In fact, teaching does not mean the mere transmission of knowledge, otherwise anyone could do it; it means being able to establish an educational relationship, which can only be created through interaction, from which the student draws much more than the notions he could easily find in a book. Listening to a video is a passive activity, although it trains important skills; attendance at school is instead active, the student in class does not undergo the lesson, but participates in it: he is consulted, invited to intervene, to ask questions, to raise questions. The teacher learns to know him and to follow him in his personal growth path, which is evaluated in relation to that of the class group, but also individually, taking into account all the variables.
Should culture be for sale?
But the worst part comes later: Schettini actually goes so far as to say that this content that would be produced by teachers would be paid for, because, rightly, you pay for a good product. Why shouldn’t good culture be for sale? Understandably, teachers and intellectuals from all over Italy felt their skin crawl at this question. Anyone who is even remotely involved in it should know that culture is not something that can be ‘sold’: he who produces culture, be he a writer, a painter, a historian, etc., certainly must be paid for the work he does, but he is not ‘selling’ culture. He is putting his expertise at the service of others, not unlike what a doctor does.
A teacher should also be well aware of the difference between culture and education.
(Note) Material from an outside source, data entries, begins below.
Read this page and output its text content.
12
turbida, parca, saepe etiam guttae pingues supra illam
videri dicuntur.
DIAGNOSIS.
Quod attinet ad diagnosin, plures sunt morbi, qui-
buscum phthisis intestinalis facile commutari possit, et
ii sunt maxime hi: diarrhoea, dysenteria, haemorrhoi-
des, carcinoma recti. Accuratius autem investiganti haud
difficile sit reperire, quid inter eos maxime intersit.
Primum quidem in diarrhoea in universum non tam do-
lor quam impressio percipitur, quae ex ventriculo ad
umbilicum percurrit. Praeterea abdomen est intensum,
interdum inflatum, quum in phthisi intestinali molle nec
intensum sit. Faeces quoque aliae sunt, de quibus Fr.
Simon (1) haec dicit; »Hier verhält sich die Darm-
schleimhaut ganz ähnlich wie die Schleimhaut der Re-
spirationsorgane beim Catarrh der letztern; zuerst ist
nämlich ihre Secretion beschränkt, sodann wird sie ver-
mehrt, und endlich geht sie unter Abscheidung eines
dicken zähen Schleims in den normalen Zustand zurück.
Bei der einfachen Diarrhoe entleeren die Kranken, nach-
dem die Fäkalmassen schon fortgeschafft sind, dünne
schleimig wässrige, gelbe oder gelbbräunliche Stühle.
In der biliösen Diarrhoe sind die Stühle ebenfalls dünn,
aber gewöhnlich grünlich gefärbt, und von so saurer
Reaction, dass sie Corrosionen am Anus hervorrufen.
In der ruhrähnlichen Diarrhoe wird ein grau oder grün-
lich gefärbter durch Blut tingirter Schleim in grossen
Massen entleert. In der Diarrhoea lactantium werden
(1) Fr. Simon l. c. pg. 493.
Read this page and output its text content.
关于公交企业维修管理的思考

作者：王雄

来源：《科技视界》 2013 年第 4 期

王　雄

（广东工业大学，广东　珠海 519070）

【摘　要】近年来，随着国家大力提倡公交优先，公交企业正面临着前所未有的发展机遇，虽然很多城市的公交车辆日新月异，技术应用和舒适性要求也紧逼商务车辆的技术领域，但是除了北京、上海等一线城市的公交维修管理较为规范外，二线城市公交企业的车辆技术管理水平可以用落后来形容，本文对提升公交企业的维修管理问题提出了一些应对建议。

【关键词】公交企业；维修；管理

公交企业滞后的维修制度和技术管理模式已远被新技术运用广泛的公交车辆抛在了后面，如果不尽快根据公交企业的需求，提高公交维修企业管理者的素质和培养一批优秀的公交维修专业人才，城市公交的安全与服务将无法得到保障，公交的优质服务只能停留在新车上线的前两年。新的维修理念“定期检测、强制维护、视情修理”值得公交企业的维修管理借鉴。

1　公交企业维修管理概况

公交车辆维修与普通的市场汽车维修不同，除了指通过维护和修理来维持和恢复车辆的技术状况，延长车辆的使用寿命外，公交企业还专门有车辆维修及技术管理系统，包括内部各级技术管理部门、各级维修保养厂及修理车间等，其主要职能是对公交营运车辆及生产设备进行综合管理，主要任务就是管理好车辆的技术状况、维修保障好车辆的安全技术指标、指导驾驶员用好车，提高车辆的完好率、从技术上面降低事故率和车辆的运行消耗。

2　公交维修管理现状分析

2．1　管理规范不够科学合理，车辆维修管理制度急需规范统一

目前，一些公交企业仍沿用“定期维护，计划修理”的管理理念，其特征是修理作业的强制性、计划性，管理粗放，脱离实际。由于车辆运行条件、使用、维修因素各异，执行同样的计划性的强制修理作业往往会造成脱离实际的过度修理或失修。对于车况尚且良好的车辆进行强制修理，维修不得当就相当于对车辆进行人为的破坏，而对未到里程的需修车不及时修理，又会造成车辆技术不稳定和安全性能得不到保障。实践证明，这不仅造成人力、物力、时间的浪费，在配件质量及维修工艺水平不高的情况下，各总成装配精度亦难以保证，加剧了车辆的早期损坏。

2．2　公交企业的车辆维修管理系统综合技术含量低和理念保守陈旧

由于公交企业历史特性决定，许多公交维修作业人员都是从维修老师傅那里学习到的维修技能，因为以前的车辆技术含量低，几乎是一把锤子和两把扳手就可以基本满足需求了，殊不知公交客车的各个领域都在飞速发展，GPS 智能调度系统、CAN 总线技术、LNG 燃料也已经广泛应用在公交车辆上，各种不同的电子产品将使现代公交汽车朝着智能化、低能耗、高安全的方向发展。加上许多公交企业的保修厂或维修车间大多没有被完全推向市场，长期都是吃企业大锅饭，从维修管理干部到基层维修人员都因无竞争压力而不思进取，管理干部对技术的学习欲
Education in Italy is public (or almost) and free, even compulsory up to the age of 16. It is not something that can be bought, because it is a citizen’s right. A teacher who works at school deals with education, and for this reason he should not sell anything at all, but, in fact, put his skills at the service of the community, for a fee, like all workers. Paying to visit the Vatican Museums is one thing; paying for access to education is a totally different thing, inconceivable to be honest, in our democracy. And if we outline a future in which actual school, the one that corresponds to a right, is only ‘part time’, and for the rest you have to buy what the teacher offers you, we are saying that education is expendable. But how can a teacher – who works, I stress again, in public schools – say something like that?
If you teach school, you’re not an influencer
It is clear that here the conflict between being a teacher and being an influencer arises; two clearly incompatible things, as embodied by the professor in question. If you are a teacher in a school, your thoughts cannot be aimed at selling, competing with others, creating more engaging content to sell better: it must be aimed at teaching, the good of the students, the quality of teaching, which is done in the classroom, not on the internet.
There is nothing wrong with doing another job, and therefore selling your courses; I, the undersigned, also do this, working in the private sector. But mine is an activity that in no way can replace school, or be considered equivalent to it: it is an addition, a luxury, if you like, in short it has nothing to do with the right to education. Mixing the two floors is very dangerous. This is why it is impossible to think that the influencer’s activity does not have repercussions on teaching: it is quite another thing, and the fact that a teacher is not aware of it is very serious. Above all because, as an ‘influencer’, he has the power to convince people of the reasonableness of what he says, passing as an expert and indeed more well-versed and avant-garde than the poor ordinary teachers, those who continue to do their job without the spotlight on them; putting students first, not views.